The longest river in the world, the Nile flows in many countries. Every year, the Nile rises from July to October despite the fact that it hardly rains in Egypt. This is known as “the riddle of the Nile river.”
The Nile, which is 4,008 miles long, flows from the South to the East of Khartoum. There are two rivers making up the Nile: the White Nile and the Blue Nile. The White Nile flows to the South of Khartoum and the Blue Nile winds to its east. After they separate, they meet again at the end to form the Nile.

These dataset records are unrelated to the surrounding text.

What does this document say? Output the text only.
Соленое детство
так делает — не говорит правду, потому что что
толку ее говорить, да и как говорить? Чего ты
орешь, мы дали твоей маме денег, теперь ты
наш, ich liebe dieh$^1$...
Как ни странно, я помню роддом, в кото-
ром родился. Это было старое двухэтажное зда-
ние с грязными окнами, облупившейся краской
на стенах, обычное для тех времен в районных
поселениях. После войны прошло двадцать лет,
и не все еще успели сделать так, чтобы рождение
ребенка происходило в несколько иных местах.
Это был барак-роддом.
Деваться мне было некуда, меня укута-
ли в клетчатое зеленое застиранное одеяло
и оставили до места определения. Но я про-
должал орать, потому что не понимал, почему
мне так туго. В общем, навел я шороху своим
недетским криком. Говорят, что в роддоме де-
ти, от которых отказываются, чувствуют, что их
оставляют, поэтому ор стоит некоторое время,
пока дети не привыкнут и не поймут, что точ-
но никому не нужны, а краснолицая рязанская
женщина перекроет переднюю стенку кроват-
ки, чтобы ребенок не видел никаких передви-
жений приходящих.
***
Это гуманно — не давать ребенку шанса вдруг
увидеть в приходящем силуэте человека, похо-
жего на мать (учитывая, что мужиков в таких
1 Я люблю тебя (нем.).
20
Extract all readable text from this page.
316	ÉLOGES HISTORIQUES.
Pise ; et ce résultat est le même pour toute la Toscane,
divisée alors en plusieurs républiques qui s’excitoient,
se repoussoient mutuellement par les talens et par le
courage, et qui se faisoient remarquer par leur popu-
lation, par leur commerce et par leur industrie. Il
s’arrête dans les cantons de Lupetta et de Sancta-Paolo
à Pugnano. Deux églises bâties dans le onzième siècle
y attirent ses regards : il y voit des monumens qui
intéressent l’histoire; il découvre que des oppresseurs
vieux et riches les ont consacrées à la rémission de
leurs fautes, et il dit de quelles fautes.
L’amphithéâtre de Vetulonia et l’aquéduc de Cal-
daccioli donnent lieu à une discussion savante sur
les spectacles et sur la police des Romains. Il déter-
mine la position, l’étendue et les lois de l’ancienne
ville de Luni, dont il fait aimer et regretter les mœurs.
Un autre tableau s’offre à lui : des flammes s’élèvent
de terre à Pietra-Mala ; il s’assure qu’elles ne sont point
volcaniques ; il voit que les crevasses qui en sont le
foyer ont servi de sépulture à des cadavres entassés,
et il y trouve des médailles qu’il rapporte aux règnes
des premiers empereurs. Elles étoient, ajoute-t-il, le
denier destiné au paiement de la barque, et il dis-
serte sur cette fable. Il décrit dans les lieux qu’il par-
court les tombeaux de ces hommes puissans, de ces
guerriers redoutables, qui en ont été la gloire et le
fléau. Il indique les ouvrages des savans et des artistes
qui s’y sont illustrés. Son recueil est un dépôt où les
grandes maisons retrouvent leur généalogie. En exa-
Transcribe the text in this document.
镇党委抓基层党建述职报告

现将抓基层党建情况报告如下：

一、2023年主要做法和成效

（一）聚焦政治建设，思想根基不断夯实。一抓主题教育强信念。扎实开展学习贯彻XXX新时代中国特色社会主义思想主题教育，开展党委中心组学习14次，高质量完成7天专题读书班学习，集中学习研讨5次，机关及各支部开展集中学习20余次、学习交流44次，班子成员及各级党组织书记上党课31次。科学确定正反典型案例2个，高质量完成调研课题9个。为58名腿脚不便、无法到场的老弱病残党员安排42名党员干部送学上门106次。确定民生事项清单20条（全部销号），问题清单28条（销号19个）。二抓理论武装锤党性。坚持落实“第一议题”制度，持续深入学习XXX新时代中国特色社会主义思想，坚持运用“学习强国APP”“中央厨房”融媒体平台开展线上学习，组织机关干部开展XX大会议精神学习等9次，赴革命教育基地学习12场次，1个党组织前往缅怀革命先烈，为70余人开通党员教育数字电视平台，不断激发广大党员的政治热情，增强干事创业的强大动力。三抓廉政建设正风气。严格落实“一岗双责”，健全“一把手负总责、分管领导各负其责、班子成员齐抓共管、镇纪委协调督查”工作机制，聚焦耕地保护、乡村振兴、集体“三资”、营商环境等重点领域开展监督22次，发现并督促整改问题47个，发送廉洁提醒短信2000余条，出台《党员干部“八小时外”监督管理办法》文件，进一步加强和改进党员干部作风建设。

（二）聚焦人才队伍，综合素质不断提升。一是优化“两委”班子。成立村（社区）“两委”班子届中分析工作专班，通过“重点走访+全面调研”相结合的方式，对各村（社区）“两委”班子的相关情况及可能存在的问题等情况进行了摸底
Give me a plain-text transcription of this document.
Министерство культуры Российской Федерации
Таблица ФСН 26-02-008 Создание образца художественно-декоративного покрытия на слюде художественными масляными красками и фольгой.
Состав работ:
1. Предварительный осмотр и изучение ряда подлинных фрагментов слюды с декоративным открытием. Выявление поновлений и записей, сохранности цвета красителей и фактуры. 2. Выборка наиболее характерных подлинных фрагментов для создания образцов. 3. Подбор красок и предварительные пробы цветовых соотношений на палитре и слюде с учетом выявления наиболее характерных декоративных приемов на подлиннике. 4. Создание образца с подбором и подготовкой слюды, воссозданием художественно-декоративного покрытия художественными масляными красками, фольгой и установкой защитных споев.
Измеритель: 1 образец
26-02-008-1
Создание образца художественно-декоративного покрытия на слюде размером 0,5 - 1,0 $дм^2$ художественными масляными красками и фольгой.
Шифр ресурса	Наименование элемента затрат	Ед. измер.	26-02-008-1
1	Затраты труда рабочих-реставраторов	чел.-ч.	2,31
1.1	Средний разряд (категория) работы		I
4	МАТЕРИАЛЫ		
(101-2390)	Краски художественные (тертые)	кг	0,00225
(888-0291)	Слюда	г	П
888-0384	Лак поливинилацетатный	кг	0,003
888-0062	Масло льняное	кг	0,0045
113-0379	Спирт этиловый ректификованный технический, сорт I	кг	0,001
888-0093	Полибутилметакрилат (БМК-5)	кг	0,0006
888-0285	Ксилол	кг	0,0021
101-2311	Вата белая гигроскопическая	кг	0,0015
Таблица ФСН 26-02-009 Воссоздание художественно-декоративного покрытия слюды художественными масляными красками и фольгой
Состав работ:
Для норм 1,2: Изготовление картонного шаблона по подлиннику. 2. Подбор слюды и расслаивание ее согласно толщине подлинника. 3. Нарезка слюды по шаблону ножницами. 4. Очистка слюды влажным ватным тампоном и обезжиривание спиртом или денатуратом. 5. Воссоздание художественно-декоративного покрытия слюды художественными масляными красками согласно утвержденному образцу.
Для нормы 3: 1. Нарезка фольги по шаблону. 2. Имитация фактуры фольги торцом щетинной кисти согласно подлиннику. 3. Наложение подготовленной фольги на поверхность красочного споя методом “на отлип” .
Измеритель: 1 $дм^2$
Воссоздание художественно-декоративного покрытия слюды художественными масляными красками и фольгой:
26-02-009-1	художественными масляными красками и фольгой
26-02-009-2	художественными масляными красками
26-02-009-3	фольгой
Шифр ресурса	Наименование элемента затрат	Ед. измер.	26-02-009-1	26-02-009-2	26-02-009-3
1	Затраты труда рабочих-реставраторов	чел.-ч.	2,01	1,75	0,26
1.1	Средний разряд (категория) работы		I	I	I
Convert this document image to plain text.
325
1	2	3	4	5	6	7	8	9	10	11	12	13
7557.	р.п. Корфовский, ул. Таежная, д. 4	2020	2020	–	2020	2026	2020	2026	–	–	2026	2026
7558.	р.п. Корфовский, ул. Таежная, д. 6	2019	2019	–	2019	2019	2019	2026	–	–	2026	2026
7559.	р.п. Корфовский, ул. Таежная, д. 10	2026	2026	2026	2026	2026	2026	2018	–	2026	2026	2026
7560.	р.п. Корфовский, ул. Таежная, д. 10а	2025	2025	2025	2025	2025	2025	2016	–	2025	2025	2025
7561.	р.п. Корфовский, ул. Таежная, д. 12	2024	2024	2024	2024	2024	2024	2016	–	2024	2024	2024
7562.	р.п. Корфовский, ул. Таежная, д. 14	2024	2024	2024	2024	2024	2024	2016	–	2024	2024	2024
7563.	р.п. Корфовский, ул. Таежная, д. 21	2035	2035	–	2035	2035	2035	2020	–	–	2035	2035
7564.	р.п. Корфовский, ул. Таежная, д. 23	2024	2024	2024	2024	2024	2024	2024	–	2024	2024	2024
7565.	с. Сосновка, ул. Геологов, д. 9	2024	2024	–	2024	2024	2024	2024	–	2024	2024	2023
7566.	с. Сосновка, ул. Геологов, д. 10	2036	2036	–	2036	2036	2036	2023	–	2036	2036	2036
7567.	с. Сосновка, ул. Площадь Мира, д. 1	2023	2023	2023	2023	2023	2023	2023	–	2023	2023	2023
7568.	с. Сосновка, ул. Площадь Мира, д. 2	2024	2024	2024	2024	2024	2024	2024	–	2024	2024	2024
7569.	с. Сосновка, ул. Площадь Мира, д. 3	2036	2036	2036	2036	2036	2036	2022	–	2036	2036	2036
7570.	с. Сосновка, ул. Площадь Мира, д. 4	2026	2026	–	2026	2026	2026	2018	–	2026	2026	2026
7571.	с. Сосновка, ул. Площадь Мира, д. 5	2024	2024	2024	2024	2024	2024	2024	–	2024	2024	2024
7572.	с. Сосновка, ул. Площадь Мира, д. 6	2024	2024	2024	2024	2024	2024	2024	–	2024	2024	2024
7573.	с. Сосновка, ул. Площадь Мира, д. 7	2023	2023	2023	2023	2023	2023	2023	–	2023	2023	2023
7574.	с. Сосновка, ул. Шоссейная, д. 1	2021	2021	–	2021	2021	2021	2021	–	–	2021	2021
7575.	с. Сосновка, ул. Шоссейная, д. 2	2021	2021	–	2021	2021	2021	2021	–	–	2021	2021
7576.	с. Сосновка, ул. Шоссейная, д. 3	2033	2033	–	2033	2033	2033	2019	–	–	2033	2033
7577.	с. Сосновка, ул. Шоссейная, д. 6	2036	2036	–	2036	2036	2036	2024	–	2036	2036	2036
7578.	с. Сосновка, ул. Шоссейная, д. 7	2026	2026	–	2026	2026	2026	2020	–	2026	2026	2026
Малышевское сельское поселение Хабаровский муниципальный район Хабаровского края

When the water in the Nile is at its lowest from April and May, 85 percent of the water flows from the White Nile. The Blue Nile rises in Ethiopia, due to of heavy rain in the mountains and melting snow. Both of which flow into the Nile, often causing an overflows. The riddle is then solved: this is precisely why the Nile rises even though it rarely rains in Egypt!
The Nile is important to the Egyptian economy. Many crops are grown and harvested along the river each year using a year-round irrigation system. However, because sub-Saharan countries often suffered from severe droughts, disputes with Egypt and other nations over control and use of the great river are frequent.
Unlike the riddle of where the Nile’s water comes from, the problem of who gets to use the water doesn't have a simple solution. Further negotiations may remedy this issue, Egypt hopes.